Some species, like the leaf-cutter ants (Atta and Acromyrmex), use leaves to produce fungi in their nests as a food source. Harvester ants collect seeds to store food. Some species even use aphids, as if they were their cows, for their juice from plants. Some species forage by going to various fruits and flowers to collect nectar, especially with the honey pot ants. There are some honey pot ants that stay in the colonies to act the container with their HUGE abdomens, and they can barely move!

Can ants talk/communicate?
Yes. Ants often hold meetings. When an ant wants to attract the attention of another ant, it taps that ant on the head with its antennas/feelers. Ants communicate by chemical, touch, sound, smell, and sight.

Ants also can relay sounds by tapping their body against a part of the nest. I believe some carpenters do this. The other methods involve jerking movements, sometimes one will pull another with its mandibles (I've personally observed this with workers wanting to move a queen from one place in nest to another).

Chemicals equally are important -- some release chemicals on finding food (laying a trail back to food source) -- others when they encounter a foreign nest.

Atta and Acromyrmex (leaf-cutters) have a stridulatory organ. A sharp scraper rubs against a file of transverse ridges. All acoustical alarms like stridulating or knocking always comes together with chemical alarms. They do not work by themselves, but as a compound together with the chemical alarm.

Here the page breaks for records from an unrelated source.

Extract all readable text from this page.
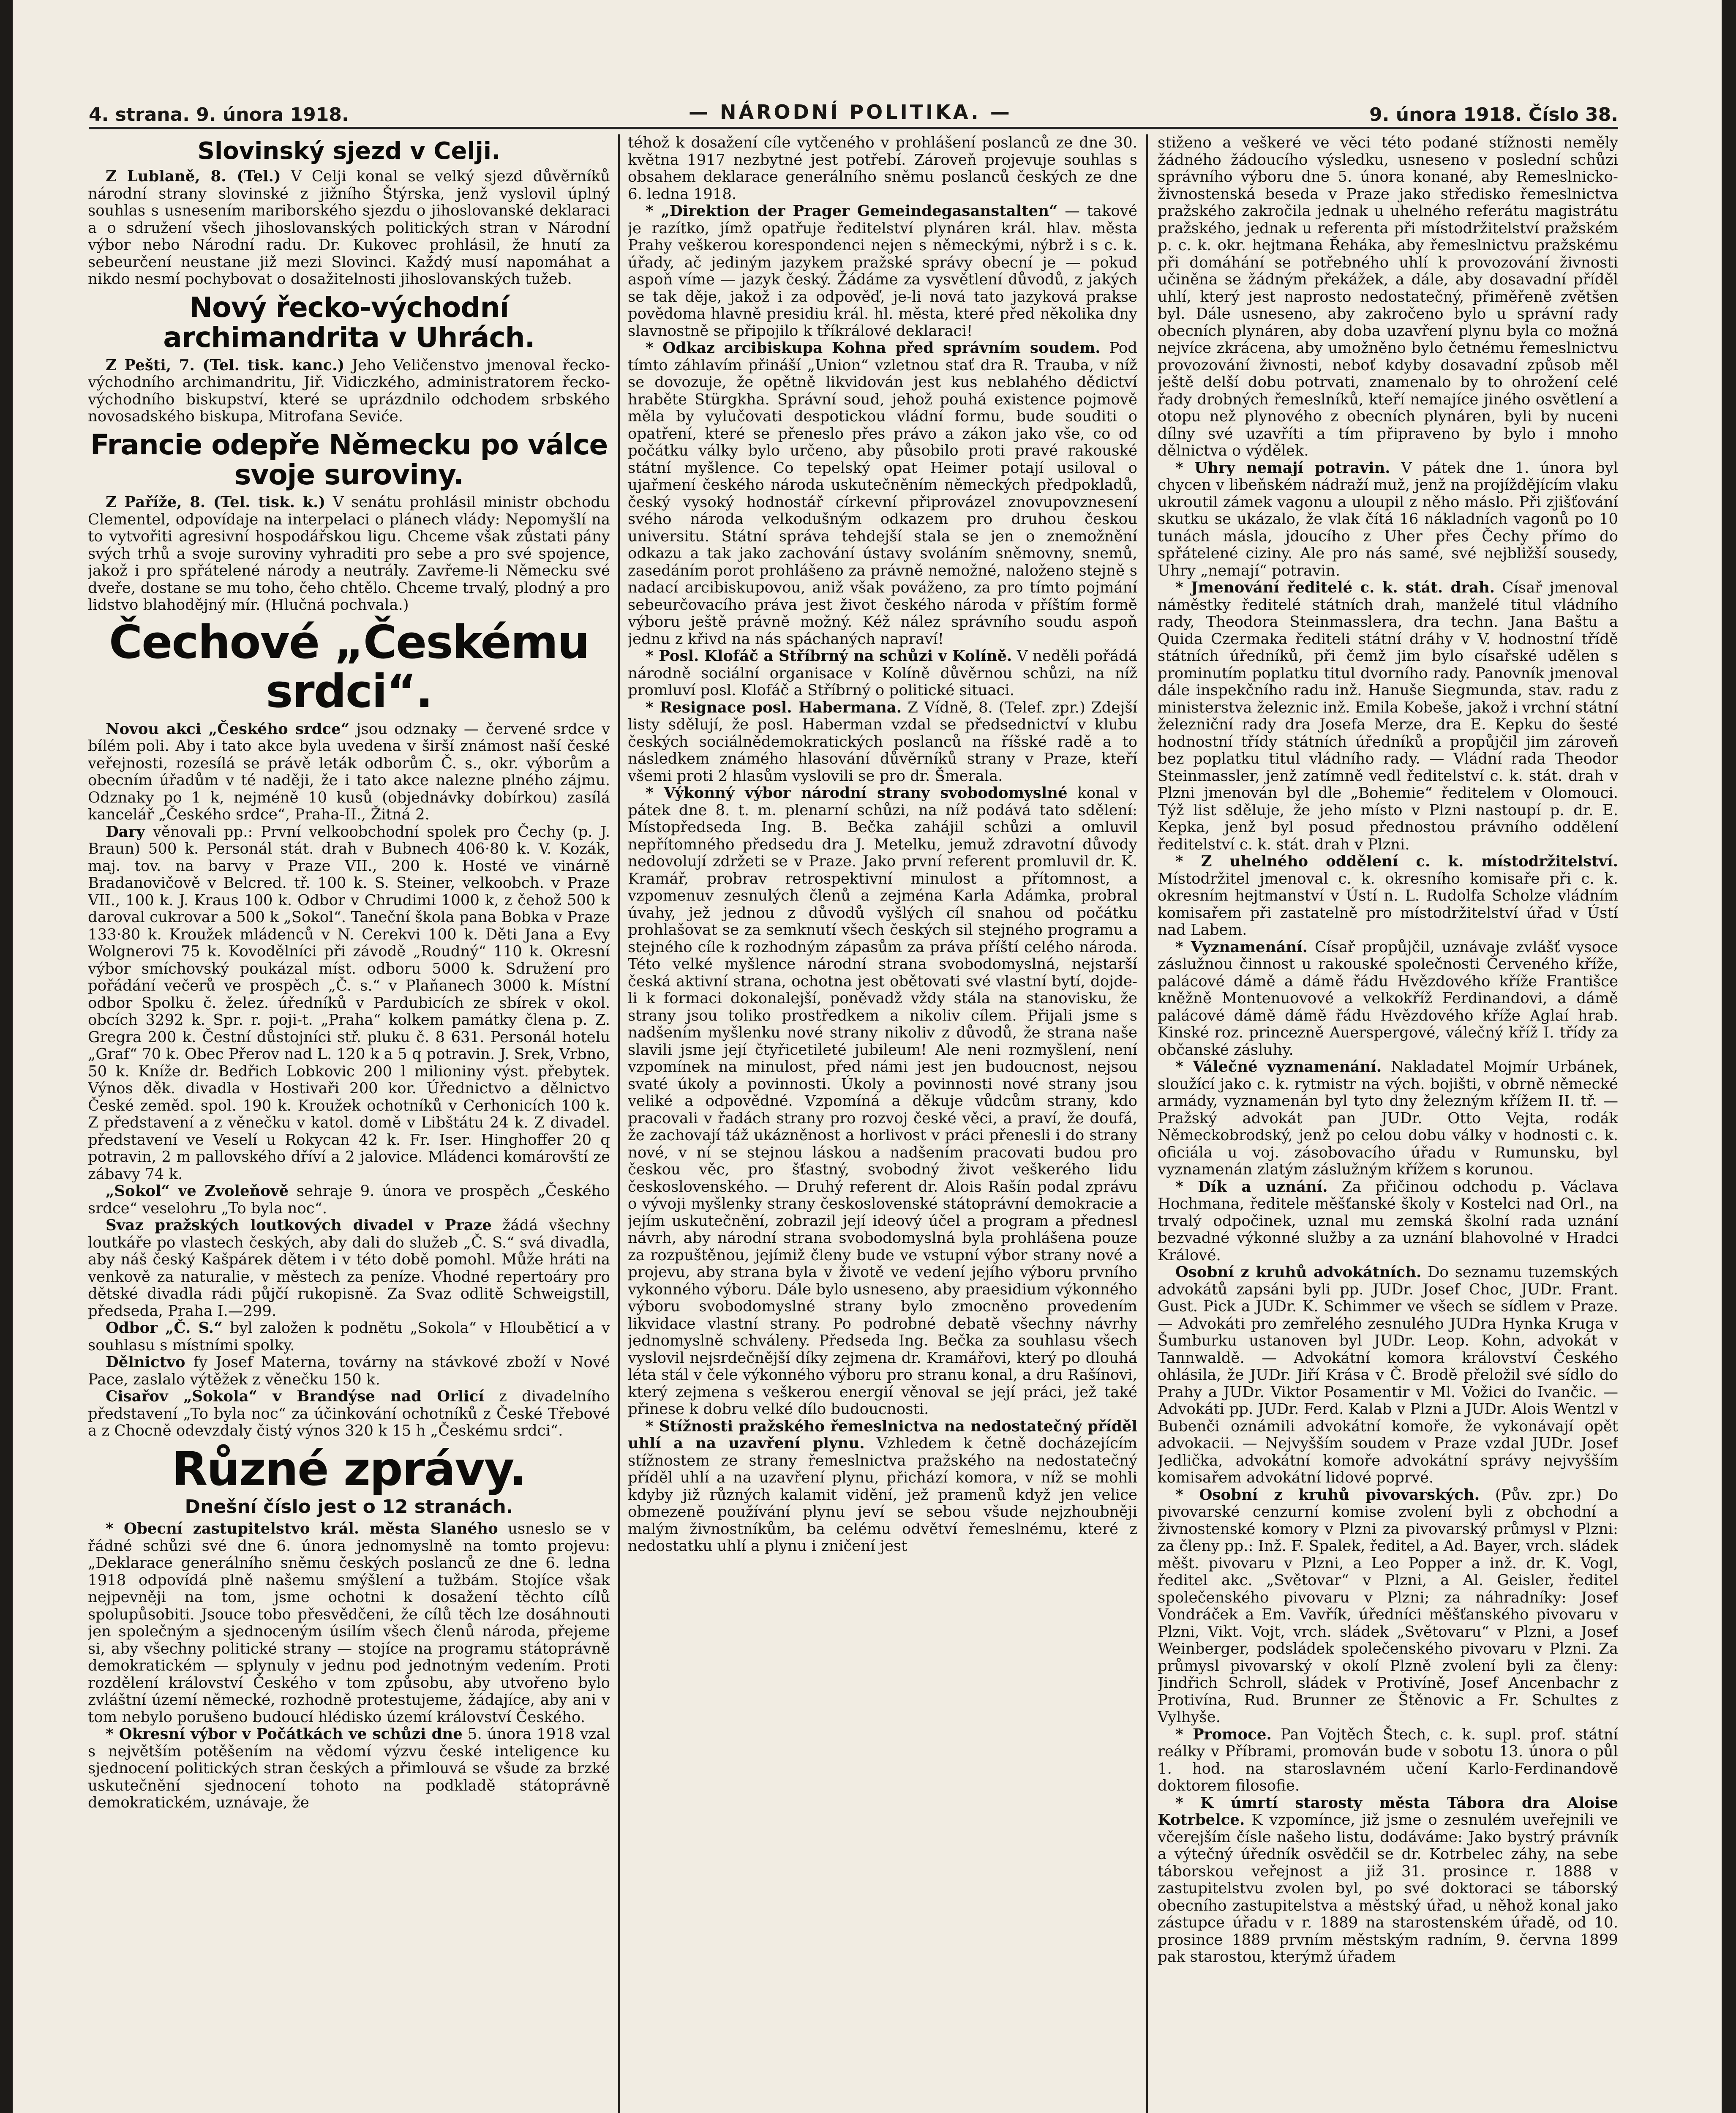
4. strana. 9. února 1918.	— NÁRODNÍ POLITIKA. —	9. února 1918. Číslo 38.
Slovinský sjezd v Celji.

Z Lublaně, 8. (Tel.) V Celji konal se velký sjezd důvěrníků národní strany slovinské z jižního Štýrska, jenž vyslovil úplný souhlas s usnesením mariborského sjezdu o jihoslovanské deklaraci a o sdružení všech jihoslovanských politických stran v Národní výbor nebo Národní radu. Dr. Kukovec prohlásil, že hnutí za sebeurčení neustane již mezi Slovinci. Každý musí napomáhat a nikdo nesmí pochybovat o dosažitelnosti jihoslovanských tužeb.

Nový řecko-východní archimandrita v Uhrách.

Z Pešti, 7. (Tel. tisk. kanc.) Jeho Veličenstvo jmenoval řecko-východního archimandritu, Jiř. Vidiczkého, administratorem řecko-východního biskupství, které se uprázdnilo odchodem srbského novosadského biskupa, Mitrofana Seviće.

Francie odepře Německu po válce svoje suroviny.

Z Paříže, 8. (Tel. tisk. k.) V senátu prohlásil ministr obchodu Clementel, odpovídaje na interpelaci o plánech vlády: Nepomyšlí na to vytvořiti agresivní hospodářskou ligu. Chceme však zůstati pány svých trhů a svoje suroviny vyhraditi pro sebe a pro své spojence, jakož i pro spřátelené národy a neutrály. Zavřeme-li Německu své dveře, dostane se mu toho, čeho chtělo. Chceme trvalý, plodný a pro lidstvo blahodějný mír. (Hlučná pochvala.)

Čechové „Českému srdci“.

Novou akci „Českého srdce“ jsou odznaky — červené srdce v bílém poli. Aby i tato akce byla uvedena v širší známost naší české veřejnosti, rozesílá se právě leták odborům Č. s., okr. výborům a obecním úřadům v té naději, že i tato akce nalezne plného zájmu. Odznaky po 1 k, nejméně 10 kusů (objednávky dobírkou) zasílá kancelář „Českého srdce“, Praha-II., Žitná 2.

Dary věnovali pp.: První velkoobchodní spolek pro Čechy (p. J. Braun) 500 k. Personál stát. drah v Bubnech 406·80 k. V. Kozák, maj. tov. na barvy v Praze VII., 200 k. Hosté ve vinárně Bradanovičově v Belcred. tř. 100 k. S. Steiner, velkoobch. v Praze VII., 100 k. J. Kraus 100 k. Odbor v Chrudimi 1000 k, z čehož 500 k daroval cukrovar a 500 k „Sokol“. Taneční škola pana Bobka v Praze 133·80 k. Kroužek mládenců v N. Cerekvi 100 k. Děti Jana a Evy Wolgnerovi 75 k. Kovodělníci při závodě „Roudný“ 110 k. Okresní výbor smíchovský poukázal míst. odboru 5000 k. Sdružení pro pořádání večerů ve prospěch „Č. s.“ v Plaňanech 3000 k. Místní odbor Spolku č. želez. úředníků v Pardubicích ze sbírek v okol. obcích 3292 k. Spr. r. poji-t. „Praha“ kolkem památky člena p. Z. Gregra 200 k. Čestní důstojníci stř. pluku č. 8 631. Personál hotelu „Graf“ 70 k. Obec Přerov nad L. 120 k a 5 q potravin. J. Srek, Vrbno, 50 k. Kníže dr. Bedřich Lobkovic 200 l milioniny výst. přebytek. Výnos děk. divadla v Hostivaři 200 kor. Úřednictvo a dělnictvo České zeměd. spol. 190 k. Kroužek ochotníků v Cerhonicích 100 k. Z představení a z věnečku v katol. domě v Libštátu 24 k. Z divadel. představení ve Veselí u Rokycan 42 k. Fr. Iser. Hinghoffer 20 q potravin, 2 m pallovského dříví a 2 jalovice. Mládenci komárovští ze zábavy 74 k.

„Sokol“ ve Zvoleňově sehraje 9. února ve prospěch „Českého srdce“ veselohru „To byla noc“.

Svaz pražských loutkových divadel v Praze žádá všechny loutkáře po vlastech českých, aby dali do služeb „Č. S.“ svá divadla, aby náš český Kašpárek dětem i v této době pomohl. Může hráti na venkově za naturalie, v městech za peníze. Vhodné repertoáry pro dětské divadla rádi půjčí rukopisně. Za Svaz odlitě Schweigstill, předseda, Praha I.—299.

Odbor „Č. S.“ byl založen k podnětu „Sokola“ v Hlouběticí a v souhlasu s místními spolky.

Dělnictvo fy Josef Materna, továrny na stávkové zboží v Nové Pace, zaslalo výtěžek z věnečku 150 k.

Cisařov „Sokola“ v Brandýse nad Orlicí z divadelního představení „To byla noc“ za účinkování ochotníků z České Třebové a z Chocně odevzdaly čistý výnos 320 k 15 h „Českému srdci“.

Různé zprávy.
Dnešní číslo jest o 12 stranách.

* Obecní zastupitelstvo král. města Slaného usneslo se v řádné schůzi své dne 6. února jednomyslně na tomto projevu: „Deklarace generálního sněmu českých poslanců ze dne 6. ledna 1918 odpovídá plně našemu smýšlení a tužbám. Stojíce však nejpevněji na tom, jsme ochotni k dosažení těchto cílů spolupůsobiti. Jsouce tobo přesvědčeni, že cílů těch lze dosáhnouti jen společným a sjednoceným úsilím všech členů národa, přejeme si, aby všechny politické strany — stojíce na programu státoprávně demokratickém — splynuly v jednu pod jednotným vedením. Proti rozdělení království Českého v tom způsobu, aby utvořeno bylo zvláštní území německé, rozhodně protestujeme, žádajíce, aby ani v tom nebylo porušeno budoucí hlédisko území království Českého.

* Okresní výbor v Počátkách ve schůzi dne 5. února 1918 vzal s největším potěšením na vědomí výzvu české inteligence ku sjednocení politických stran českých a přimlouvá se všude za brzké uskutečnění sjednocení tohoto na podkladě státoprávně demokratickém, uznávaje, že

téhož k dosažení cíle vytčeného v prohlášení poslanců ze dne 30. května 1917 nezbytné jest potřebí. Zároveň projevuje souhlas s obsahem deklarace generálního sněmu poslanců českých ze dne 6. ledna 1918.

* „Direktion der Prager Gemeindegasanstalten“ — takové je razítko, jímž opatřuje ředitelství plynáren král. hlav. města Prahy veškerou korespondenci nejen s německými, nýbrž i s c. k. úřady, ač jediným jazykem pražské správy obecní je — pokud aspoň víme — jazyk český. Žádáme za vysvětlení důvodů, z jakých se tak děje, jakož i za odpověď, je-li nová tato jazyková prakse povědoma hlavně presidiu král. hl. města, které před několika dny slavnostně se připojilo k tříkrálové deklaraci!

* Odkaz arcibiskupa Kohna před správním soudem. Pod tímto záhlavím přináší „Union“ vzletnou stať dra R. Trauba, v níž se dovozuje, že opětně likvidován jest kus neblahého dědictví hraběte Stürgkha. Správní soud, jehož pouhá existence pojmově měla by vylučovati despotickou vládní formu, bude souditi o opatření, které se přeneslo přes právo a zákon jako vše, co od počátku války bylo určeno, aby působilo proti pravé rakouské státní myšlence. Co tepelský opat Heimer potají usiloval o ujařmení českého národa uskutečněním německých předpokladů, český vysoký hodnostář církevní připrovázel znovupovznesení svého národa velkodušným odkazem pro druhou českou universitu. Státní správa tehdejší stala se jen o znemožnění odkazu a tak jako zachování ústavy svoláním sněmovny, snemů, zasedáním porot prohlášeno za právně nemožné, naloženo stejně s nadací arcibiskupovou, aniž však pováženo, za pro tímto pojmání sebeurčovacího práva jest život českého národa v příštím formě výboru ještě právně možný. Kéž nález správního soudu aspoň jednu z křivd na nás spáchaných napraví!

* Posl. Klofáč a Stříbrný na schůzi v Kolíně. V neděli pořádá národně sociální organisace v Kolíně důvěrnou schůzi, na níž promluví posl. Klofáč a Stříbrný o politické situaci.

* Resignace posl. Habermana. Z Vídně, 8. (Telef. zpr.) Zdejší listy sdělují, že posl. Haberman vzdal se předsednictví v klubu českých sociálnědemokratických poslanců na říšské radě a to následkem známého hlasování důvěrníků strany v Praze, kteří všemi proti 2 hlasům vyslovili se pro dr. Šmerala.

* Výkonný výbor národní strany svobodomyslné konal v pátek dne 8. t. m. plenarní schůzi, na níž podává tato sdělení: Místopředseda Ing. B. Bečka zahájil schůzi a omluvil nepřítomného předsedu dra J. Metelku, jemuž zdravotní důvody nedovolují zdržeti se v Praze. Jako první referent promluvil dr. K. Kramář, probrav retrospektivní minulost a přítomnost, a vzpomenuv zesnulých členů a zejména Karla Adámka, probral úvahy, jež jednou z důvodů vyšlých cíl snahou od počátku prohlašovat se za semknutí všech českých sil stejného programu a stejného cíle k rozhodným zápasům za práva příští celého národa. Této velké myšlence národní strana svobodomyslná, nejstarší česká aktivní strana, ochotna jest obětovati své vlastní bytí, dojde-li k formaci dokonalejší, poněvadž vždy stála na stanovisku, že strany jsou toliko prostředkem a nikoliv cílem. Přijali jsme s nadšením myšlenku nové strany nikoliv z důvodů, že strana naše slavili jsme její čtyřicetileté jubileum! Ale neni rozmyšlení, není vzpomínek na minulost, před námi jest jen budoucnost, nejsou svaté úkoly a povinnosti. Úkoly a povinnosti nové strany jsou veliké a odpovědné. Vzpomíná a děkuje vůdcům strany, kdo pracovali v řadách strany pro rozvoj české věci, a praví, že doufá, že zachovají táž ukázněnost a horlivost v práci přenesli i do strany nové, v ní se stejnou láskou a nadšením pracovati budou pro českou věc, pro šťastný, svobodný život veškerého lidu československého. — Druhý referent dr. Alois Rašín podal zprávu o vývoji myšlenky strany československé státoprávní demokracie a jejím uskutečnění, zobrazil její ideový účel a program a přednesl návrh, aby národní strana svobodomyslná byla prohlášena pouze za rozpuštěnou, jejímiž členy bude ve vstupní výbor strany nové a projevu, aby strana byla v životě ve vedení jejího výboru prvního vykonného výboru. Dále bylo usneseno, aby praesidium výkonného výboru svobodomyslné strany bylo zmocněno provedením likvidace vlastní strany. Po podrobné debatě všechny návrhy jednomyslně schváleny. Předseda Ing. Bečka za souhlasu všech vyslovil nejsrdečnější díky zejmena dr. Kramářovi, který po dlouhá léta stál v čele výkonného výboru pro stranu konal, a dru Rašínovi, který zejmena s veškerou energií věnoval se její práci, jež také přinese k dobru velké dílo budoucnosti.

* Stížnosti pražského řemeslnictva na nedostatečný příděl uhlí a na uzavření plynu. Vzhledem k četně docházejícím stížnostem ze strany řemeslnictva pražského na nedostatečný příděl uhlí a na uzavření plynu, přichází komora, v níž se mohli kdyby již různých kalamit vidění, jež pramenů když jen velice obmezeně používání plynu jeví se sebou všude nejzhoubněji malým živnostníkům, ba celému odvětví řemeslnému, které z nedostatku uhlí a plynu i zničení jest

stiženo a veškeré ve věci této podané stížnosti neměly žádného žádoucího výsledku, usneseno v poslední schůzi správního výboru dne 5. února konané, aby Remeslnicko-živnostenská beseda v Praze jako středisko řemeslnictva pražského zakročila jednak u uhelného referátu magistrátu pražského, jednak u referenta při místodržitelství pražském p. c. k. okr. hejtmana Řeháka, aby řemeslnictvu pražskému při domáhání se potřebného uhlí k provozování živnosti učiněna se žádným překážek, a dále, aby dosavadní příděl uhlí, který jest naprosto nedostatečný, přiměřeně zvětšen byl. Dále usneseno, aby zakročeno bylo u správní rady obecních plynáren, aby doba uzavření plynu byla co možná nejvíce zkrácena, aby umožněno bylo četnému řemeslnictvu provozování živnosti, neboť kdyby dosavadní způsob měl ještě delší dobu potrvati, znamenalo by to ohrožení celé řady drobných řemeslníků, kteří nemajíce jiného osvětlení a otopu než plynového z obecních plynáren, byli by nuceni dílny své uzavříti a tím připraveno by bylo i mnoho dělnictva o výdělek.

* Uhry nemají potravin. V pátek dne 1. února byl chycen v libeňském nádraží muž, jenž na projíždějícím vlaku ukroutil zámek vagonu a uloupil z něho máslo. Při zjišťování skutku se ukázalo, že vlak čítá 16 nákladních vagonů po 10 tunách másla, jdoucího z Uher přes Čechy přímo do spřátelené ciziny. Ale pro nás samé, své nejbližší sousedy, Uhry „nemají“ potravin.

* Jmenování ředitelé c. k. stát. drah. Císař jmenoval náměstky ředitelé státních drah, manželé titul vládního rady, Theodora Steinmasslera, dra techn. Jana Baštu a Quida Czermaka řediteli státní dráhy v V. hodnostní třídě státních úředníků, při čemž jim bylo císařské udělen s prominutím poplatku titul dvorního rady. Panovník jmenoval dále inspekčního radu inž. Hanuše Siegmunda, stav. radu z ministerstva železnic inž. Emila Kobeše, jakož i vrchní státní železniční rady dra Josefa Merze, dra E. Kepku do šesté hodnostní třídy státních úředníků a propůjčil jim zároveň bez poplatku titul vládního rady. — Vládní rada Theodor Steinmassler, jenž zatímně vedl ředitelství c. k. stát. drah v Plzni jmenován byl dle „Bohemie“ ředitelem v Olomouci. Týž list sděluje, že jeho místo v Plzni nastoupí p. dr. E. Kepka, jenž byl posud přednostou právního oddělení ředitelství c. k. stát. drah v Plzni.

* Z uhelného oddělení c. k. místodržitelství. Místodržitel jmenoval c. k. okresního komisaře při c. k. okresním hejtmanství v Ústí n. L. Rudolfa Scholze vládním komisařem při zastatelně pro místodržitelství úřad v Ústí nad Labem.

* Vyznamenání. Císař propůjčil, uznávaje zvlášť vysoce záslužnou činnost u rakouské společnosti Červeného kříže, palácové dámě a dámě řádu Hvězdového kříže Františce kněžně Montenuovové a velkokříž Ferdinandovi, a dámě palácové dámě dámě řádu Hvězdového kříže Aglaí hrab. Kinské roz. princezně Auerspergové, válečný kříž I. třídy za občanské zásluhy.

* Válečné vyznamenání. Nakladatel Mojmír Urbánek, sloužící jako c. k. rytmistr na vých. bojišti, v obrně německé armády, vyznamenán byl tyto dny železným křížem II. tř. — Pražský advokát pan JUDr. Otto Vejta, rodák Německobrodský, jenž po celou dobu války v hodnosti c. k. oficiála u voj. zásobovacího úřadu v Rumunsku, byl vyznamenán zlatým záslužným křížem s korunou.

* Dík a uznání. Za přičinou odchodu p. Václava Hochmana, ředitele měšťanské školy v Kostelci nad Orl., na trvalý odpočinek, uznal mu zemská školní rada uznání bezvadné výkonné služby a za uznání blahovolné v Hradci Králové.

Osobní z kruhů advokátních. Do seznamu tuzemských advokátů zapsáni byli pp. JUDr. Josef Choc, JUDr. Frant. Gust. Pick a JUDr. K. Schimmer ve všech se sídlem v Praze. — Advokáti pro zemřelého zesnulého JUDra Hynka Kruga v Šumburku ustanoven byl JUDr. Leop. Kohn, advokát v Tannwaldě. — Advokátní komora království Českého ohlásila, že JUDr. Jiří Krása v Č. Brodě přeložil své sídlo do Prahy a JUDr. Viktor Posamentir v Ml. Vožici do Ivančic. — Advokáti pp. JUDr. Ferd. Kalab v Plzni a JUDr. Alois Wentzl v Bubenči oznámili advokátní komoře, že vykonávají opět advokacii. — Nejvyšším soudem v Praze vzdal JUDr. Josef Jedlička, advokátní komoře advokátní správy nejvyšším komisařem advokátní lidové poprvé.

* Osobní z kruhů pivovarských. (Pův. zpr.) Do pivovarské cenzurní komise zvolení byli z obchodní a živnostenské komory v Plzni za pivovarský průmysl v Plzni: za členy pp.: Inž. F. Spalek, ředitel, a Ad. Bayer, vrch. sládek měšt. pivovaru v Plzni, a Leo Popper a inž. dr. K. Vogl, ředitel akc. „Světovar“ v Plzni, a Al. Geisler, ředitel společenského pivovaru v Plzni; za náhradníky: Josef Vondráček a Em. Vavřík, úředníci měšťanského pivovaru v Plzni, Vikt. Vojt, vrch. sládek „Světovaru“ v Plzni, a Josef Weinberger, podsládek společenského pivovaru v Plzni. Za průmysl pivovarský v okolí Plzně zvolení byli za členy: Jindřich Schroll, sládek v Protivíně, Josef Ancenbachr z Protivína, Rud. Brunner ze Štěnovic a Fr. Schultes z Vylhyše.

* Promoce. Pan Vojtěch Štech, c. k. supl. prof. státní reálky v Příbrami, promován bude v sobotu 13. února o půl 1. hod. na staroslavném učení Karlo-Ferdinandově doktorem filosofie.

* K úmrtí starosty města Tábora dra Aloise Kotrbelce. K vzpomínce, již jsme o zesnulém uveřejnili ve včerejším čísle našeho listu, dodáváme: Jako bystrý právník a výtečný úředník osvědčil se dr. Kotrbelec záhy, na sebe táborskou veřejnost a již 31. prosince r. 1888 v zastupitelstvu zvolen byl, po své doktoraci se táborský obecního zastupitelstva a městský úřad, u něhož konal jako zástupce úřadu v r. 1889 na starostenském úřadě, od 10. prosince 1889 prvním městským radním, 9. června 1899 pak starostou, kterýmž úřadem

Ants are thought to communicate in a number of ways. This varies from species to species, some using all of them, others relying on one. Chemicals are used to relay messages as well as leave trails for other ants to follow. This can lead to freshly killed prey, a water source, nectar or other food source, insects which can be farmed such as aphids, other ants which can be friendly or hostile, or other insects and threats to the ants such as termites. Touch, sound, smell, and sight can also be used.

How long do ants generally live?
It depends on the species. According to UMI's handbook, a worker ant can live one to two years from birth.

Many ant workers live less than a year as adults. Pharaoh ant (Monomorium pharaonis) and ghost ant (Tapinoma melanocephalum) live only a few weeks. Queens of these species live less than a full year. Colonies of these two types are almost constantly producing new broods of queens, males, and workers to keep up with the mortality. By contrast, workers of many mound ants (Formica rufa and relatives) and cornfield ants (Lasius niger and relatives) live 1-3 or more years and their queens may live over ten years. These types produce queens and males only once a season. The record appears to be a queen cornfield ant caught just after mating, which went on to live 22 years in a lab colony, producing fertile eggs until the last few months of her life.